Bei „Unser Star für Baku“ gab es zwar einige durchaus talentierte Kandidaten – gegen die schlicht langweilige Show kamen sie aber nicht an.

Stuttgart - Seien wir mal ehrlich: Der gemeine Fernsehzuschauer ist ein ziemlich unfreundliches Wesen, schadenfroh, überheblich, fies. Und wo findet er sein ideales Biotop? Richtig, bei Castingshows. Denn dort wird alles geboten, was dieser TV-Troll zum Überleben braucht – Kandidaten, die sich bis auf die Knochen blamieren, und Juroren, die jede Schwäche ihrer „Opfer“ ins Scheinwerferlicht zerren.

 

Nicht so bei „Unser Star für Baku“. In der ersten Ausgabe von Stefan Raabs neuer Show, bei der der deutsche Kandidat für den Eurovision Song Contest in Aserbaidschan gesucht wird, gab es einige talentierte Kandidaten und eine weichgespülte Jury, für die das kritische Limit schon bei „Das war nicht dein Song“ und „Ich weiß noch nicht, wer ist diese Jil Rock?“ erreicht war. Stattdessen hagelte es Lob: wunderschön, großartig, fehlerfrei.

Jetzt kann man natürlich durchaus berechtigte moralische und pädagogische Argumente anführen, warum eine qualitative Castingshow nur so und nicht anders aussehen darf. Trotzdem: Ein solches Format lebt nun einmal von den peinlichen Zwischenfällen und kritischen Kommentaren, bei denen man genüsslich entsetzt den Kopf schütteln kann. Erst dann ist dieses fiese Geschöpf auf der Couch, das noch nicht einmal ein simples Weihnachtslied fehlerfrei singen kann, zufrieden und mit sich und der Welt im Reinen.

Blitztabelle ohne Kribbeln

Vielleicht plätscherte Raabs Show deshalb auch so träge dahin, ohne dass die Zuschauer durch irgendwie geartete Höhepunkte aus ihrer Schläfrigkeit gerissen worden wären. Für ein gewisses Grausen sorgten höchstens die skurrilen Moderationsversuche von Steven Gätjen, der Sätze gegenüber den Kandidaten von sich gab wie "Die Hose passend zu den großen Eiern trägst du ja. Vielleicht wachsen sie ja noch." Auch Sandra Rieß glänzte nicht unbedingt in ihrer Moderatorenrolle, sie schien ihre Sätze schön brav vom Zettel abzulesen.

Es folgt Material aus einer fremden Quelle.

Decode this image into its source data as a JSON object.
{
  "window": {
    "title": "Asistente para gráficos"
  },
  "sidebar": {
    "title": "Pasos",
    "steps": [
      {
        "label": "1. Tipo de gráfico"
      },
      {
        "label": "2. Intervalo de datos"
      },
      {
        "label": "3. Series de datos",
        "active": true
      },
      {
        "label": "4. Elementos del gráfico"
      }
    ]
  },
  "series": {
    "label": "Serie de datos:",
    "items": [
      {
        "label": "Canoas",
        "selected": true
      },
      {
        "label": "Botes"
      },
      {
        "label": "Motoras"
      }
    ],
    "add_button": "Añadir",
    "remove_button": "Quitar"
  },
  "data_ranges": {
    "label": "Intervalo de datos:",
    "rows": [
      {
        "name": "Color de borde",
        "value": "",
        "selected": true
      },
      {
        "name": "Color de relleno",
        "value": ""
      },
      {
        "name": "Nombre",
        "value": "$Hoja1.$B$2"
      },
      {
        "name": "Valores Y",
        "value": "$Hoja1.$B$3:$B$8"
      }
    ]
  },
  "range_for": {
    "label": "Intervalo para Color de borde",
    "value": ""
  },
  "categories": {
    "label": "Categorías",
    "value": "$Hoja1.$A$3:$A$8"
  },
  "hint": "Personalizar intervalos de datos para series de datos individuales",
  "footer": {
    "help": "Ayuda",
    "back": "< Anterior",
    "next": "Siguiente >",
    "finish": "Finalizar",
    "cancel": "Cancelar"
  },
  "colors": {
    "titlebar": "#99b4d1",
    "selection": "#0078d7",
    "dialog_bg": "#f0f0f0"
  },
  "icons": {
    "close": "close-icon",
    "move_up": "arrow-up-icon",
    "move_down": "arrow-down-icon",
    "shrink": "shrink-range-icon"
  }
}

Dabei hatte Raab sich doch extra einen vermeintlichen Clou einfallen lassen, um Spannung zu kreieren – und wohl ganz nebenbei möglichst viel Geld in die Kassen von ARD und Pro 7 zu spülen: die Blitztabelle. Dabei handelt es sich um ein Echtzeit-Voting, bei dem alle eingehenden Anrufe ausgewertet und die Kandidaten ständig anhand ihrer Werte auf die Plätze eins bis zehn verteilt werden.

Das aufgeregte Kribbeln lässt jedoch schlagartig nach, sobald man die Vorhersagbarkeit des Ganzen erkennt: Die Werte der Kandidaten schnellen immer dann in die Höhe, wenn er oder sie gerade auf der Bühne steht oder einer der Juroren ihr Können kommentiert. Spannung pur. Das macht nicht gerade Hoffnung für die nächste Show in der kommenden Woche.